The exception provided for cooperatives, Agricultural Transformation Companies and Shared Ownership Farms will be applied to degressivity and capping.
Spain will devote approximately 15% of the budget for direct payments, or 3.461 billion to coupled support. The sectors that will be eligible for coupled aid are: sustainable cow’s milk production, extensive cattle ranchers, cattle ranchers fattening their calves on the farm of birth, sustainable calf fattening ranchers, extensive and semi-extensive meat production sheep and goat ranchers, sustainable sheep and goat milk production, Coupled support for extensive sheep and goat ranchers grazing fallow land, stubble or residues of horticultural crops, including extensive and semi-extensive livestock farms without available pasture, sustainable production of plant-based proteins, sustainable production of rice, sustainable production of sugar beets, sustainable production of tomatoes for processing, producers of nuts in areas at risk of desertification, traditional production of raisins.
The strategy considered most appropriate in Spain in terms of agricultural risk management for the period 2023-2027 is based fundamentally on the maintenance and improvement of agricultural insurance as a national policy financed with State aid, complemented by specific crisis management measures aimed at certain sectors, in application of the Common Organization of Agricultural Markets.
Spain’s agricultural insurance system is one of the most developed in the world. It currently has 44 lines of insurance: 28 for agriculture, 12 for livestock, 3 for aquaculture and 1 for forestry. Among vegetable crops, the greatest degree of insurance implementation is in fruit trees, rice and extensive herbaceous crops. In livestock production, dairy cattle and laying poultry stand out.

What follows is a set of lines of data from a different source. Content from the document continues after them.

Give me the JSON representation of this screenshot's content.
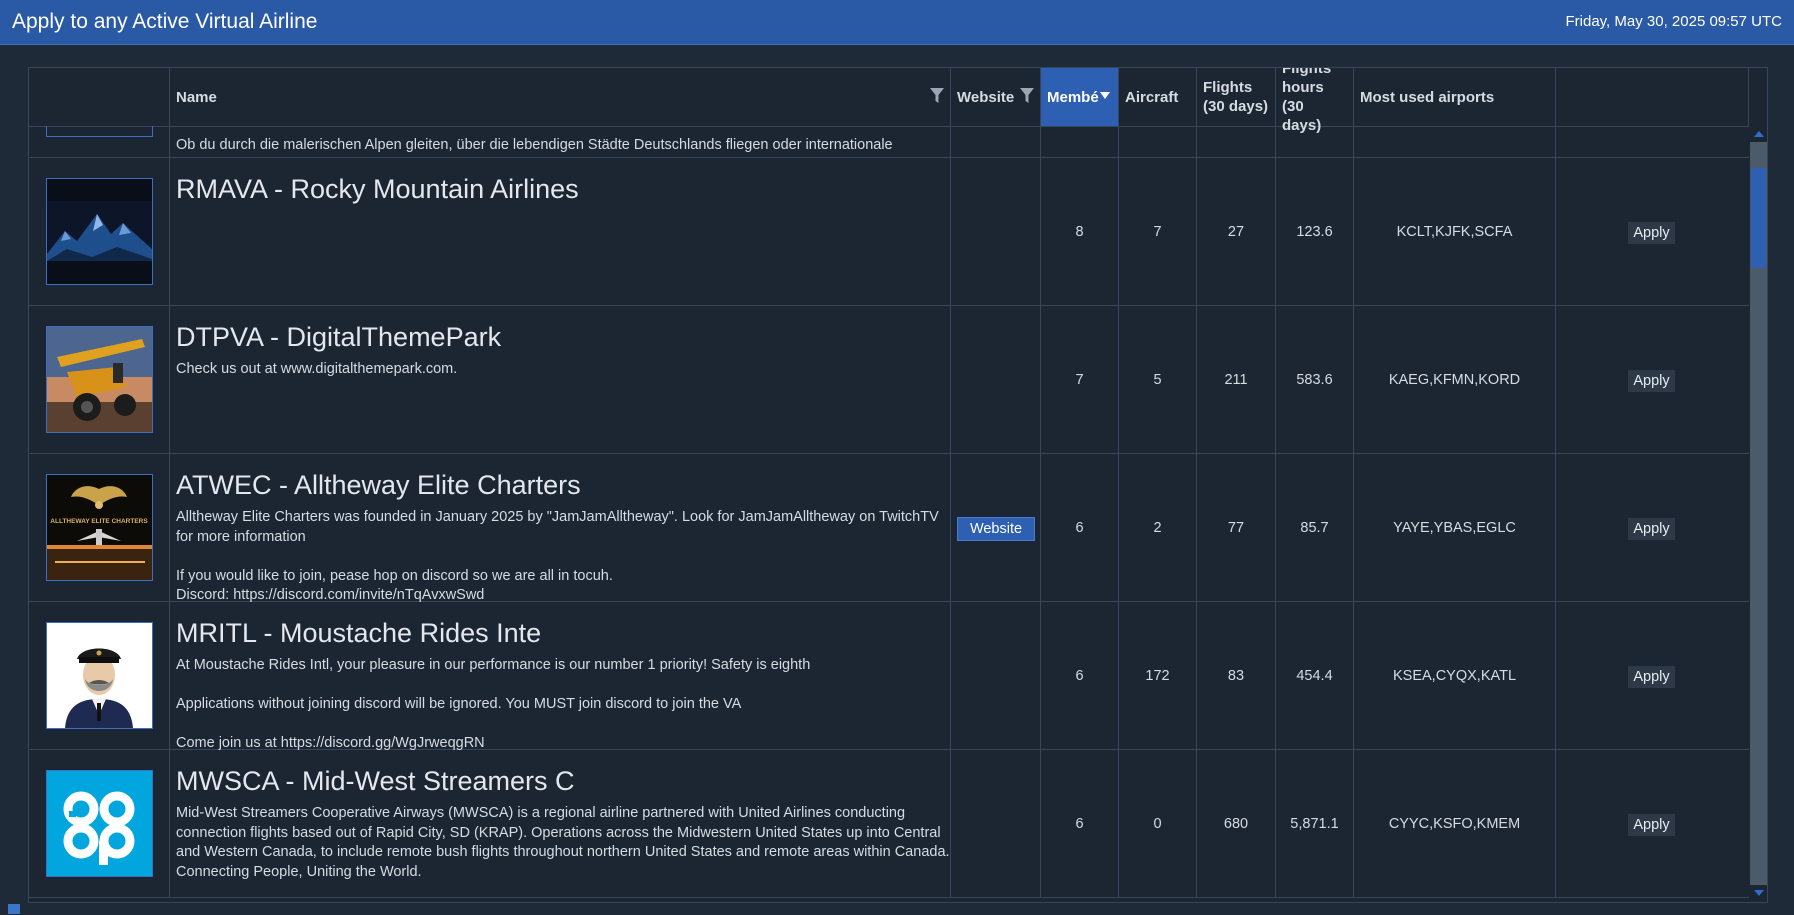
{
  "window": {
    "title": "Apply to any Active Virtual Airline",
    "datetime": "Friday, May 30, 2025 09:57 UTC"
  },
  "columns": {
    "name": "Name",
    "website": "Website",
    "members": "Membé",
    "aircraft": "Aircraft",
    "flights": "Flights\n(30 days)",
    "hours": "Flights\nhours (30\ndays)",
    "airports": "Most used airports"
  },
  "partial_row": {
    "desc": "Ob du durch die malerischen Alpen gleiten, über die lebendigen Städte Deutschlands fliegen oder internationale"
  },
  "rows": [
    {
      "name": "RMAVA - Rocky Mountain Airlines",
      "desc": "",
      "website": "",
      "members": "8",
      "aircraft": "7",
      "flights": "27",
      "hours": "123.6",
      "airports": "KCLT,KJFK,SCFA",
      "apply": "Apply",
      "logo": "mountain-logo"
    },
    {
      "name": "DTPVA - DigitalThemePark",
      "desc": "Check us out at www.digitalthemepark.com.",
      "website": "",
      "members": "7",
      "aircraft": "5",
      "flights": "211",
      "hours": "583.6",
      "airports": "KAEG,KFMN,KORD",
      "apply": "Apply",
      "logo": "bush-plane-logo"
    },
    {
      "name": "ATWEC - Alltheway Elite Charters",
      "desc": "Alltheway Elite Charters was founded in January 2025 by \"JamJamAlltheway\". Look for JamJamAlltheway on TwitchTV for more information\n\nIf you would like to join, pease hop on discord so we are all in tocuh.\nDiscord: https://discord.com/invite/nTqAvxwSwd",
      "website": "Website",
      "members": "6",
      "aircraft": "2",
      "flights": "77",
      "hours": "85.7",
      "airports": "YAYE,YBAS,EGLC",
      "apply": "Apply",
      "logo": "winged-jet-logo",
      "logo_text": "ALLTHEWAY ELITE CHARTERS"
    },
    {
      "name": "MRITL - Moustache Rides Inte",
      "desc": "At Moustache Rides Intl, your pleasure in our performance is our number 1 priority! Safety is eighth\n\nApplications without joining discord will be ignored. You MUST join discord to join the VA\n\nCome join us at https://discord.gg/WgJrweqgRN",
      "website": "",
      "members": "6",
      "aircraft": "172",
      "flights": "83",
      "hours": "454.4",
      "airports": "KSEA,CYQX,KATL",
      "apply": "Apply",
      "logo": "pilot-logo"
    },
    {
      "name": "MWSCA - Mid-West Streamers C",
      "desc": "Mid-West Streamers Cooperative Airways (MWSCA) is a regional airline partnered with United Airlines conducting connection flights based out of Rapid City, SD (KRAP). Operations across the Midwestern United States up into Central and Western Canada, to include remote bush flights throughout northern United States and remote areas within Canada. Connecting People, Uniting the World.",
      "website": "",
      "members": "6",
      "aircraft": "0",
      "flights": "680",
      "hours": "5,871.1",
      "airports": "CYYC,KSFO,KMEM",
      "apply": "Apply",
      "logo": "coop-logo",
      "logo_text": "co op"
    }
  ],
  "colors": {
    "titlebar": "#2a5aa6",
    "background": "#1f2a38",
    "accent": "#2d5fb3"
  }
}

Its subscription is voluntary, although it is incentivized by means of subsidies that reduce the cost of premiums to producers, which are granted by both the Minister of Agriculture and the Autonomous Regions (they grant aid in highly variable percentages according to territories and productions).
During the 2014-2020 period, public support for agricultural insurance is around 2,000 million euros. This figure maintains Spain as the Member State that devotes the greatest resources to agricultural risk management.
Therefore, during the next programming period, Spain intends to continue basing its risk management policy on the maintenance and improvement of The Combined Agrarian Insurance System as a national policy, financed with equally national funds. The Combined Agrarian Insurance System in Spain is a very consolidated system with a high degree of maturity. This is a complex public-private insurance scheme. The insurance sector contributes unquestionable value through underwriting techniques and by assuming the established level of risk. The public sector plays a coordinating and planning role. In addition, the role played by the public entity Consorcio de Compensación de Seguros as the mandatory reinsurer of the system is extremely important. The leading role of the agricultural sector itself should also be emphasized.
Additionally, it is necessary to reinforce risk prevention by means of instruments which cover other less frequent eventualities, but which are more difficult to be managed by the farmer on his own. This category includes production risks associated with climate and biological factors. In this regard, climate change predictions point to agriculture as one of the sectors most affected by climate change, especially in countries located in areas of greater vulnerability, such as the Mediterranean basin. Indeed, the forecasts point to a trend towards a decrease in rainfall and an increase in temperature in a large part of Spain, which will lead to a reduction in yields and, therefore, in agricultural profitability. Likewise, an increase in the volatility of production is foreseeable due to the greater frequency of extreme weather events such as drought, heat waves or hail. For this reason, risk management policy must also aim to improve the gradual adaptation of farms to the effects of climate change. In this sense, agricultural insurance is a useful tool to enable such adaptation, as stated in the National Plan for Adaptation to Climate Change.